STS-51D Fact Sheet

By Cliff Lethbridge

STS-51D — Discovery

16th Space Shuttle Mission

4th Flight of Discovery


Karol J. Bobko, Commander

Donald E. Williams, Pilot

M. Rhea Seddon, Mission Specialist

S. David Griggs, Mission Specialist

Jeffrey A. Hoffman, Mission Specialist

Charles D. Walker, Payload Specialist

U.S. Senator E.J. Garn, Payload Specialist

Orbiter Preparations:

Tow to Orbiter Processing Facility – January 28, 1985

Rollover to Vehicle Assembly Building – March 23, 1985

Rollout to Launch Pad 39A – March 28, 1985


April 12, 1985 (4th anniversary of STS-1 launch) – 8:59:05 a.m. EST. Launch had been set for March 19, 1985 and rescheduled for March 28, 1985 due to remanifesting of payloads from mission STS-51E, which was canceled.

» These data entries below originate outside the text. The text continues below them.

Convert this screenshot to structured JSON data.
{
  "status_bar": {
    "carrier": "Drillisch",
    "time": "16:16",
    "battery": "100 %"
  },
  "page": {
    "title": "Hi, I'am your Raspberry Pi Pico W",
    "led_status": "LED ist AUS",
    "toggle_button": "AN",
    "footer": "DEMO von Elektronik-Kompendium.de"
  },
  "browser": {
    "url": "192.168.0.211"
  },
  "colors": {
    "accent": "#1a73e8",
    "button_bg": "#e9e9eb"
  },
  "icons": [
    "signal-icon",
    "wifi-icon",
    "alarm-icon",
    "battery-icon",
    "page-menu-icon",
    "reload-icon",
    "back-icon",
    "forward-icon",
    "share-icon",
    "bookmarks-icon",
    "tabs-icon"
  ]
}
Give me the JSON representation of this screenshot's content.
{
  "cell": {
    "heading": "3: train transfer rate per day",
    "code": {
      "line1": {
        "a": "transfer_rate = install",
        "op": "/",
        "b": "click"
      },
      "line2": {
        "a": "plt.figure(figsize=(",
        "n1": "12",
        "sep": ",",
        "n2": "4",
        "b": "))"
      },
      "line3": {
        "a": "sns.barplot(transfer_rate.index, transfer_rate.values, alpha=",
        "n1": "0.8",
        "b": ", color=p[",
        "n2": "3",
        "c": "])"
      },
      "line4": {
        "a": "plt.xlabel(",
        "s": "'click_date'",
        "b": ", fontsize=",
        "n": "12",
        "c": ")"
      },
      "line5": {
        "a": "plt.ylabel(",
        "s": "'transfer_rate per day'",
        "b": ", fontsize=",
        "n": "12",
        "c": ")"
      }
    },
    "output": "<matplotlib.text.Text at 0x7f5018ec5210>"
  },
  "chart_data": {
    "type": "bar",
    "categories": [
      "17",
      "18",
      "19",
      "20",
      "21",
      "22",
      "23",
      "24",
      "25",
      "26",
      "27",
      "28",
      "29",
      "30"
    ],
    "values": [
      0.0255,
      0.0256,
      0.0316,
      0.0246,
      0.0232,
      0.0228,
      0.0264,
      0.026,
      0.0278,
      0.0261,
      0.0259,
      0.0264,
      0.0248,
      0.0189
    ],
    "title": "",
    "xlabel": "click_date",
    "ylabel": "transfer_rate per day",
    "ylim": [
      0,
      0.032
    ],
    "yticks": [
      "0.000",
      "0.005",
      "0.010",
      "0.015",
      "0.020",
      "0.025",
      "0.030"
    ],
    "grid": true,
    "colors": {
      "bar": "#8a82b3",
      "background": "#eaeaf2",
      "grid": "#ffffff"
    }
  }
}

Additional delays were experienced when Discovery’s payload bay door was damaged by a dropping access platform in the Orbiter Processing Facility. April 12 launch was delayed 55 minutes when a ship entered the solid rocket booster retrieval area.


April 19, 1985 – 8:54:28 a.m. EST at Runway 33, Kennedy Space Center. Rollout distance was 10,298 feet. Rollout time was 63 seconds. Mission duration was 6 days, 23 hours, 55 minutes, 23 seconds. Landing occurred during the 110th orbit.

Discovery experienced severe brake damage and a blown tire during the landing. This prompted a temporary cancellation of future landings at the Kennedy Space Center pending the addition of nose wheel steering and brake improvements to the Shuttle fleet.

Mission Summary:

U.S. Senator E.J. Garn (R-Utah) became the first civilian observer to fly aboard a Space Shuttle. Garn acted as a Payload Specialist and Congressional Observer and participated in a host of medical experiments during the flight.

The TELESAT-I (also called ANIK C-1) communications satellite was deployed using an attached PAM-D solid rocket motor. SYNCOM-IV-3 (also called LEASAT-3) was deployed, but a spacecraft sequencer failed to initiate antenna deployment, spin-up and ignition of the perigee kick motor used to position the satellite properly.

The mission was extended two days to see if the crew could initiate repair of these problems. Astronauts Griggs and Hoffman performed a spacewalk on April 16, 1985 and attached a “home-made flyswatter” device to the Shuttle’s remote manipulator arm.

An attempt was made to make sure the satellite’s sequencer lever was in the proper position. The lever was caught by the flyswatter device, which reinforced the correct lever position. However, the satellite’s sequencer still did not activate.

The spacewalk lasted 3 hours, 6 minutes and marked the first unscheduled spacewalk in the history of the U.S. space program.

Other payloads included the Continuous Flow Electrophoresis System (CFES), two SSIP experiments, American Flight Echocardiograph (AFE), two GAS experiments, Phase Partitioning Experiments (PPE), astronomy photography verification tests, medical experiments and “Toys in Space” experiments, which demonstrated how some simple toys operate in microgravity.

While in orbit, the crew talked with STS-51B astronauts who were aboard Challenger at launch pad 39A for a practice countdown. This was the first Shuttle to Shuttle crew communication.